Muhammad Sa'id Ali Hasan al-Umda (died 22 April 2012), also known as Gharib al-Taezi, was self-implicated on videotape as a possible terrorist in 2002, and was wanted by the United States Department of Justice's FBI, which was seeking information about his identity and whereabouts. He was once a bodyguard for Osama bin Laden and was a field commander for al-Qaeda in the Arabian Peninsula. In January 2002, he was discovered as one of five men who had been videotaped pledging martyrdom, and who were then consequently placed on the original version, upon inception, of the FBI's third major wanted list, which is now known as the FBI Seeking Information - War on Terrorism list. He was later removed by the FBI from the list after being detained by the Saudi government and then transferred to Yemen. He was convicted in 2005 of involvement in the 2002 attack on the MV Limburg oil tanker. In February 2006, he escaped from a Sana'a prison along with 22 other militants.

==Videocassette recovery==
On January 14, 2002, a series of five videocassettes were recovered from the rubble of the destroyed home of Mohammad Atef outside of Kabul, Afghanistan. The tapes showed Abderraouf Jdey, Ramzi bin al-Shibh, Hasan, Abd Al-Rahim, and Khalid Ibn Muhammad Al-Juhani vowing to die as martyrs. It was the first time authorities had reason to suspect him of any wrongdoing. NBC News said the videos had been recorded after the Sept. 11 terrorist attacks.

==Most Wanted list==
In response, on January 17, 2002, the FBI released to the public the first Most Wanted Terrorists Seeking Information list (now known as the FBI's "Seeking Information - War on Terrorism" list), in order to profile the five wanted terrorists about whom very little was known, but who were suspected of plotting additional terrorist attacks in martyrdom operations. The videos were shown by the FBI without sound, to guard against the possibility that the messages contained signals for other terrorists.

Ashcroft called upon people worldwide to help "identify, locate and incapacitate terrorists who are suspected of planning additional attacks against innocent civilians." "These men could be anywhere in the world," he said. Ashcroft added that an analysis of the audio suggested "the men may be trained and prepared to commit future suicide terrorist acts."
On that day, Ramzi bin al-Shibh was the only known name among the five. Ashcroft said not much was known about any of them except bin al-Shibh.

The fifth wanted martyrdom terrorist was identified a week later as Abderraouf Jdey, alias: Al Rauf Bin Al Habib Bin Yousef Al-Jiddi.

==Removal from list==
Muhammad Sa'id Ali Hasan, along with three of the other four pledged martyrdom suicide terrorists, was later removed by the FBI from the official count on the main page of the Seeking Information list. By February 2, 2003, the FBI rearranged its entire wanted lists on its web site, into the current configuration.

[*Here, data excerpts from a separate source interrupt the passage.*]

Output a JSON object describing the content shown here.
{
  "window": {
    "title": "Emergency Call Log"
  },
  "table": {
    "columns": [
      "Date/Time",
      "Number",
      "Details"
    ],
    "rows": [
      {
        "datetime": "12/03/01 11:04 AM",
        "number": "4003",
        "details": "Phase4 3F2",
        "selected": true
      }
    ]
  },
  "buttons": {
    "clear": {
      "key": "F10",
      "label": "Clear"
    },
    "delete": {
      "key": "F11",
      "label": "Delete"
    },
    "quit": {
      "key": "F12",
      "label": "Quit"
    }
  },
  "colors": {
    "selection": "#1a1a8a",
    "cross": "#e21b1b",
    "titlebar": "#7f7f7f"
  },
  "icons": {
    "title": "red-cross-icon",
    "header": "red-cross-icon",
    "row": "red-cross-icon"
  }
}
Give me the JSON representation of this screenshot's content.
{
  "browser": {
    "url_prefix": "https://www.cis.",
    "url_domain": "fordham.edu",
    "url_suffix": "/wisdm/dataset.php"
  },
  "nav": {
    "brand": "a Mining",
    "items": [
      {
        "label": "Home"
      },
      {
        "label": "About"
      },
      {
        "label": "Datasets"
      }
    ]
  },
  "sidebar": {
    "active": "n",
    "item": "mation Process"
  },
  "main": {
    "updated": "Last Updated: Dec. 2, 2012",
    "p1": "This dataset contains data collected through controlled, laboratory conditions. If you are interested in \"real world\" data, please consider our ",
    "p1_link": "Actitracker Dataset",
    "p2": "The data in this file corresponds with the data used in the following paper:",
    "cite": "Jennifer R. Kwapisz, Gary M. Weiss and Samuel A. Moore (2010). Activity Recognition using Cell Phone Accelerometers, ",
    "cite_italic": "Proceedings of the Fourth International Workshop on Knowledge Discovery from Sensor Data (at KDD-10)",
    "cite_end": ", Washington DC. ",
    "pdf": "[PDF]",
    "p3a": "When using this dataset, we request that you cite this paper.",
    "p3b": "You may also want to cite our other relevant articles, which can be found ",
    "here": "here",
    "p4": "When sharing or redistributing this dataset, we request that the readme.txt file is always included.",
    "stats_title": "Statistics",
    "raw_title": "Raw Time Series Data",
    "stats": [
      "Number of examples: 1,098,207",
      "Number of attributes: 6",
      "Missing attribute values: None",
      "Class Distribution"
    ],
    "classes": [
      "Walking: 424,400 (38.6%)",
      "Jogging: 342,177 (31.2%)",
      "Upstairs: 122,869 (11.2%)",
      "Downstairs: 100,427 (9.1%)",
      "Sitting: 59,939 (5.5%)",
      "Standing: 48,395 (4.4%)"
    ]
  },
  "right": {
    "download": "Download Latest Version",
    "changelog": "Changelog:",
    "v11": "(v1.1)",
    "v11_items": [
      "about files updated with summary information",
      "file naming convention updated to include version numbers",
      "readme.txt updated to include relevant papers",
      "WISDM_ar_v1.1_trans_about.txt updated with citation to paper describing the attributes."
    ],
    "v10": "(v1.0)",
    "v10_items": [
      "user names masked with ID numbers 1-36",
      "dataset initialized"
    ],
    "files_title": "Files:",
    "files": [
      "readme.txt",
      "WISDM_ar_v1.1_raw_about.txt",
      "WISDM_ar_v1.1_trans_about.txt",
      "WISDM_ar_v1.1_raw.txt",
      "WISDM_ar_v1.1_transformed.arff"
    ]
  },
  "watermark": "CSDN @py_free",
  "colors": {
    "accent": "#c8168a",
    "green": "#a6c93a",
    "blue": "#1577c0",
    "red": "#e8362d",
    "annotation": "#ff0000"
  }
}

The outstanding five martyr video suspects (including Jdey's Montreal associate Boussora) were moved to a separate linked page, titled "Martyrdom Messages/video, Seeking Information Alert" (Although both Jdey and Boussora were later returned to the main FBI list page). Around this time, the FBI also changed the name of the list, to the FBI "Seeking Information - War on Terrorism", to distinguish it from its other wanted list of "Seeking Information," which the FBI already uses for ordinary fugitives, those who are not terrorists.

==Death==
Hasan was killed in a drone strike in Yemen on April 22, 2012.